Impact of Ovarian Aging in Reproduction: From Telomeres and Mice Models to Ovarian Rejuvenation

Polonio A M, Chico-Sordo L, Cordova-Oriz I, Medrano M, Garcia-Velasco J A, Varela E,
Yale J Biol Med. Sep. 2020 doi:


The trend in our society to delay procreation increases the difficulty to conceive spontaneously. Thus, there is a growing need to use assisted reproduction technologies (ART) to form a family. With advanced maternal age, ovaries not only produce a lower number of oocytes after ovarian stimulation but also a lower quality-mainly aneuploidies-requiring further complex analysis to avoid complications during implantation and pregnancy. Although there are different options to have a child at advanced maternal age (like donor eggs), this is not the preferred choice for most patients. Unless women had cryopreserved their eggs at a younger age, reproductive medicine should try to optimize their opportunities to become pregnant with their own oocytes, when chances of success are reasonable. Aging has many causes, but telomere attrition is ultimately one of the main pathways involved in this process. Several reports link telomere biology and reproduction, but the molecular reasons for the rapid loss of ovarian function at middle age are still elusive.
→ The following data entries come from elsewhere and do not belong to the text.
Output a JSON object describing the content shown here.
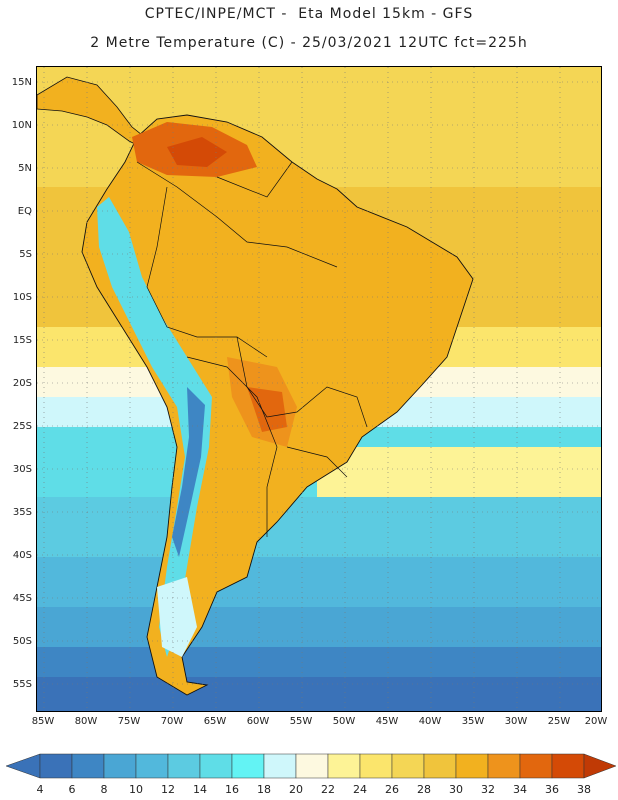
{
  "header": {
    "line1": "CPTEC/INPE/MCT -  Eta Model 15km - GFS",
    "line2": "2 Metre Temperature (C) - 25/03/2021 12UTC fct=225h"
  },
  "map": {
    "region": "South America",
    "latitude_labels": [
      "15N",
      "10N",
      "5N",
      "EQ",
      "5S",
      "10S",
      "15S",
      "20S",
      "25S",
      "30S",
      "35S",
      "40S",
      "45S",
      "50S",
      "55S"
    ],
    "longitude_labels": [
      "85W",
      "80W",
      "75W",
      "70W",
      "65W",
      "60W",
      "55W",
      "50W",
      "45W",
      "40W",
      "35W",
      "30W",
      "25W",
      "20W"
    ]
  },
  "colorbar": {
    "units": "C",
    "labels": [
      "4",
      "6",
      "8",
      "10",
      "12",
      "14",
      "16",
      "18",
      "20",
      "22",
      "24",
      "26",
      "28",
      "30",
      "32",
      "34",
      "36",
      "38"
    ],
    "colors": [
      "#3a72b8",
      "#3e86c4",
      "#4aa6d4",
      "#52b8dc",
      "#5ccbe1",
      "#5fdde7",
      "#63f3f4",
      "#cff7fb",
      "#fdf9e0",
      "#fdf396",
      "#fbe56c",
      "#f4d655",
      "#f0c43c",
      "#f2b11f",
      "#ee931c",
      "#e2670e",
      "#d44a06"
    ],
    "low_color": "#3a72b8",
    "high_color": "#c03a05"
  }
}
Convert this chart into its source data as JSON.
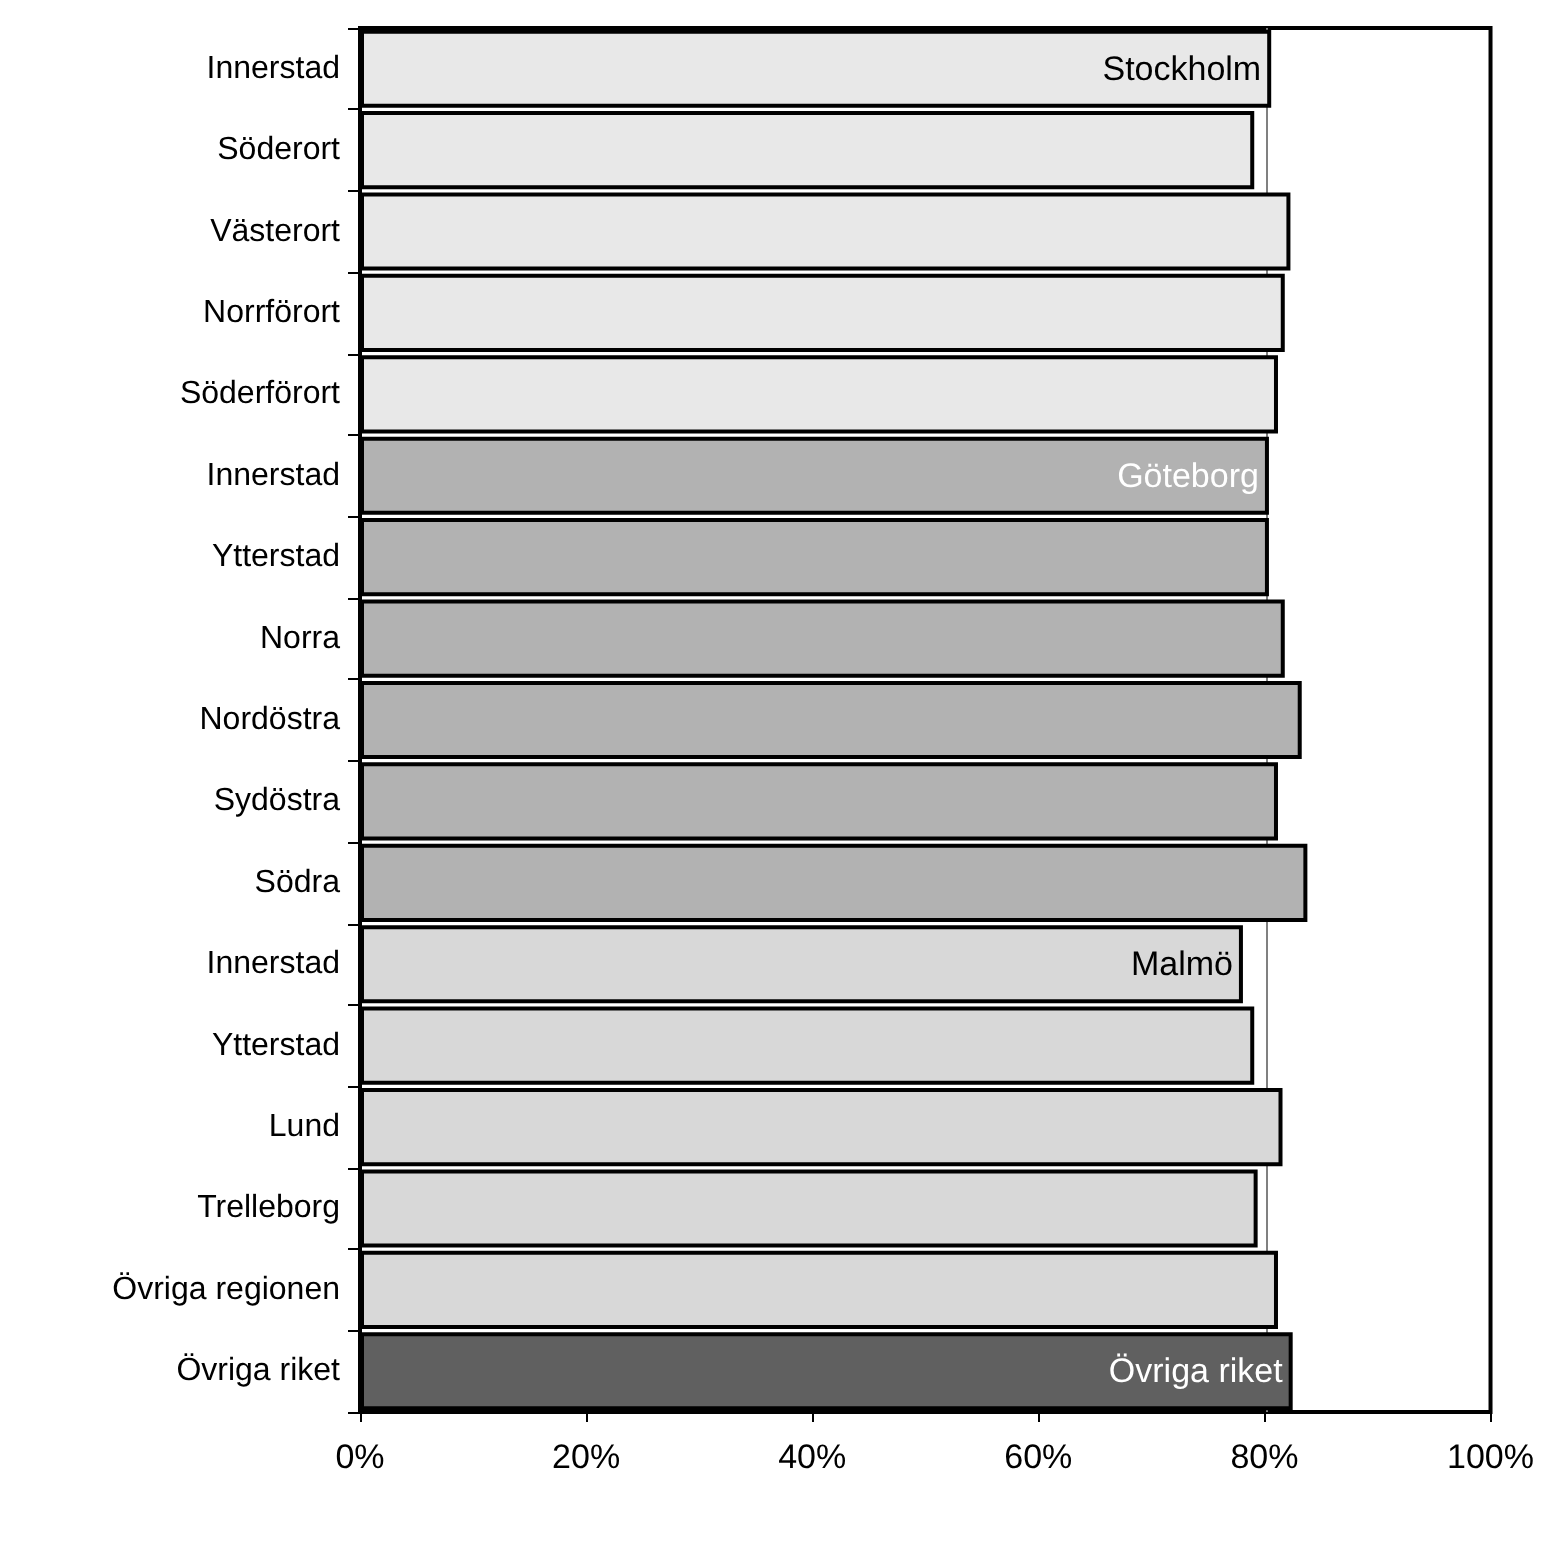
{
  "chart_data": {
    "type": "bar",
    "orientation": "horizontal",
    "categories": [
      "Innerstad",
      "Söderort",
      "Västerort",
      "Norrförort",
      "Söderförort",
      "Innerstad",
      "Ytterstad",
      "Norra",
      "Nordöstra",
      "Sydöstra",
      "Södra",
      "Innerstad",
      "Ytterstad",
      "Lund",
      "Trelleborg",
      "Övriga regionen",
      "Övriga riket"
    ],
    "values": [
      80.6,
      79.1,
      82.3,
      81.8,
      81.2,
      80.4,
      80.4,
      81.8,
      83.3,
      81.2,
      83.8,
      78.1,
      79.1,
      81.6,
      79.4,
      81.2,
      82.5
    ],
    "colors": [
      "#e8e8e8",
      "#e8e8e8",
      "#e8e8e8",
      "#e8e8e8",
      "#e8e8e8",
      "#b2b2b2",
      "#b2b2b2",
      "#b2b2b2",
      "#b2b2b2",
      "#b2b2b2",
      "#b2b2b2",
      "#d8d8d8",
      "#d8d8d8",
      "#d8d8d8",
      "#d8d8d8",
      "#d8d8d8",
      "#606060"
    ],
    "value_labels": [
      "Stockholm",
      null,
      null,
      null,
      null,
      "Göteborg",
      null,
      null,
      null,
      null,
      null,
      "Malmö",
      null,
      null,
      null,
      null,
      "Övriga riket"
    ],
    "xlim": [
      0,
      100
    ],
    "xticks": [
      {
        "value": 0,
        "label": "0%"
      },
      {
        "value": 20,
        "label": "20%"
      },
      {
        "value": 40,
        "label": "40%"
      },
      {
        "value": 60,
        "label": "60%"
      },
      {
        "value": 80,
        "label": "80%"
      },
      {
        "value": 100,
        "label": "100%"
      }
    ],
    "ref_lines": [
      {
        "axis": "x",
        "value": 80.2,
        "color": "#808080"
      }
    ],
    "grid": false
  }
}
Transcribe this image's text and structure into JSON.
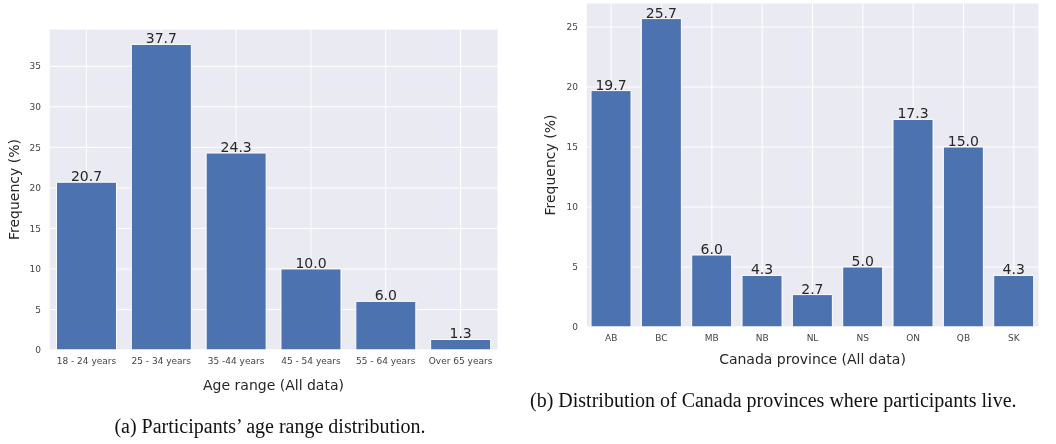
{
  "chart_data": [
    {
      "type": "bar",
      "xlabel": "Age range (All data)",
      "ylabel": "Frequency (%)",
      "categories": [
        "18 - 24 years",
        "25 - 34 years",
        "35 -44 years",
        "45 - 54 years",
        "55 - 64 years",
        "Over 65 years"
      ],
      "values": [
        20.7,
        37.7,
        24.3,
        10.0,
        6.0,
        1.3
      ],
      "color": "#4c72b0",
      "ylim": [
        0,
        39.6
      ],
      "yticks": [
        0,
        5,
        10,
        15,
        20,
        25,
        30,
        35
      ],
      "grid": true,
      "value_labels": [
        "20.7",
        "37.7",
        "24.3",
        "10.0",
        "6.0",
        "1.3"
      ],
      "annotations": [
        "(a) Participants’ age range distribution."
      ]
    },
    {
      "type": "bar",
      "xlabel": "Canada province (All data)",
      "ylabel": "Frequency (%)",
      "categories": [
        "AB",
        "BC",
        "MB",
        "NB",
        "NL",
        "NS",
        "ON",
        "QB",
        "SK"
      ],
      "values": [
        19.7,
        25.7,
        6.0,
        4.3,
        2.7,
        5.0,
        17.3,
        15.0,
        4.3
      ],
      "color": "#4c72b0",
      "ylim": [
        0,
        27.0
      ],
      "yticks": [
        0,
        5,
        10,
        15,
        20,
        25
      ],
      "grid": true,
      "value_labels": [
        "19.7",
        "25.7",
        "6.0",
        "4.3",
        "2.7",
        "5.0",
        "17.3",
        "15.0",
        "4.3"
      ],
      "annotations": [
        "(b) Distribution of Canada provinces where participants live."
      ]
    }
  ]
}
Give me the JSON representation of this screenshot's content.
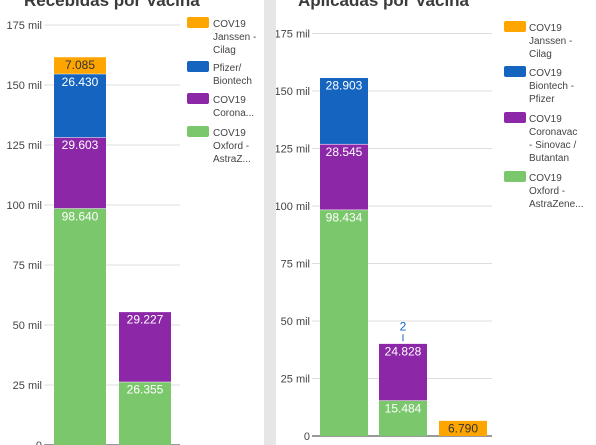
{
  "panels": [
    {
      "title": "Recebidas por Vacina",
      "chart_data": {
        "type": "bar",
        "stacked": true,
        "y_ticks": [
          "0",
          "25 mil",
          "50 mil",
          "75 mil",
          "100 mil",
          "125 mil",
          "150 mil",
          "175 mil"
        ],
        "ylim": [
          0,
          175000
        ],
        "series": [
          {
            "name": "COV19 Oxford - AstraZ...",
            "color": "#7bc86c",
            "values": [
              98640,
              26355
            ]
          },
          {
            "name": "COV19 Corona...",
            "color": "#8c27a8",
            "values": [
              29603,
              29227
            ]
          },
          {
            "name": "Pfizer/ Biontech",
            "color": "#1565c0",
            "values": [
              26430,
              0
            ]
          },
          {
            "name": "COV19 Janssen - Cilag",
            "color": "#ffa500",
            "values": [
              7085,
              0
            ]
          }
        ],
        "value_labels": [
          [
            "98.640",
            "26.355"
          ],
          [
            "29.603",
            "29.227"
          ],
          [
            "26.430",
            ""
          ],
          [
            "7.085",
            ""
          ]
        ],
        "legend_position": "right",
        "legend": [
          {
            "lines": [
              "COV19",
              "Janssen -",
              "Cilag"
            ],
            "color": "#ffa500"
          },
          {
            "lines": [
              "Pfizer/",
              "Biontech"
            ],
            "color": "#1565c0"
          },
          {
            "lines": [
              "COV19",
              "Corona..."
            ],
            "color": "#8c27a8"
          },
          {
            "lines": [
              "COV19",
              "Oxford -",
              "AstraZ..."
            ],
            "color": "#7bc86c"
          }
        ]
      }
    },
    {
      "title": "Aplicadas por Vacina",
      "chart_data": {
        "type": "bar",
        "stacked": true,
        "y_ticks": [
          "0",
          "25 mil",
          "50 mil",
          "75 mil",
          "100 mil",
          "125 mil",
          "150 mil",
          "175 mil"
        ],
        "ylim": [
          0,
          175000
        ],
        "series": [
          {
            "name": "COV19 Oxford - AstraZene...",
            "color": "#7bc86c",
            "values": [
              98434,
              15484,
              0
            ]
          },
          {
            "name": "COV19 Coronavac - Sinovac / Butantan",
            "color": "#8c27a8",
            "values": [
              28545,
              24828,
              0
            ]
          },
          {
            "name": "COV19 Biontech - Pfizer",
            "color": "#1565c0",
            "values": [
              28903,
              2,
              0
            ]
          },
          {
            "name": "COV19 Janssen - Cilag",
            "color": "#ffa500",
            "values": [
              0,
              0,
              6790
            ]
          }
        ],
        "value_labels": [
          [
            "98.434",
            "15.484",
            ""
          ],
          [
            "28.545",
            "24.828",
            ""
          ],
          [
            "28.903",
            "2",
            ""
          ],
          [
            "",
            "",
            "6.790"
          ]
        ],
        "legend_position": "right",
        "legend": [
          {
            "lines": [
              "COV19",
              "Janssen -",
              "Cilag"
            ],
            "color": "#ffa500"
          },
          {
            "lines": [
              "COV19",
              "Biontech -",
              "Pfizer"
            ],
            "color": "#1565c0"
          },
          {
            "lines": [
              "COV19",
              "Coronavac",
              "- Sinovac /",
              "Butantan"
            ],
            "color": "#8c27a8"
          },
          {
            "lines": [
              "COV19",
              "Oxford -",
              "AstraZene..."
            ],
            "color": "#7bc86c"
          }
        ]
      }
    }
  ]
}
This review will focus on the knowledge acquired during the last years about ovarian aging and disease, both in mouse models of reproductive senescence and in humans with ovarian failure, and the implication of telomeres in this process. In addition, the review will discuss recent results on ovarian rejuvenation, achieved with stem cell therapies that are currently under study, or ovarian reactivation by tissue fragmentation and the attempts to generate oocytes in vitro.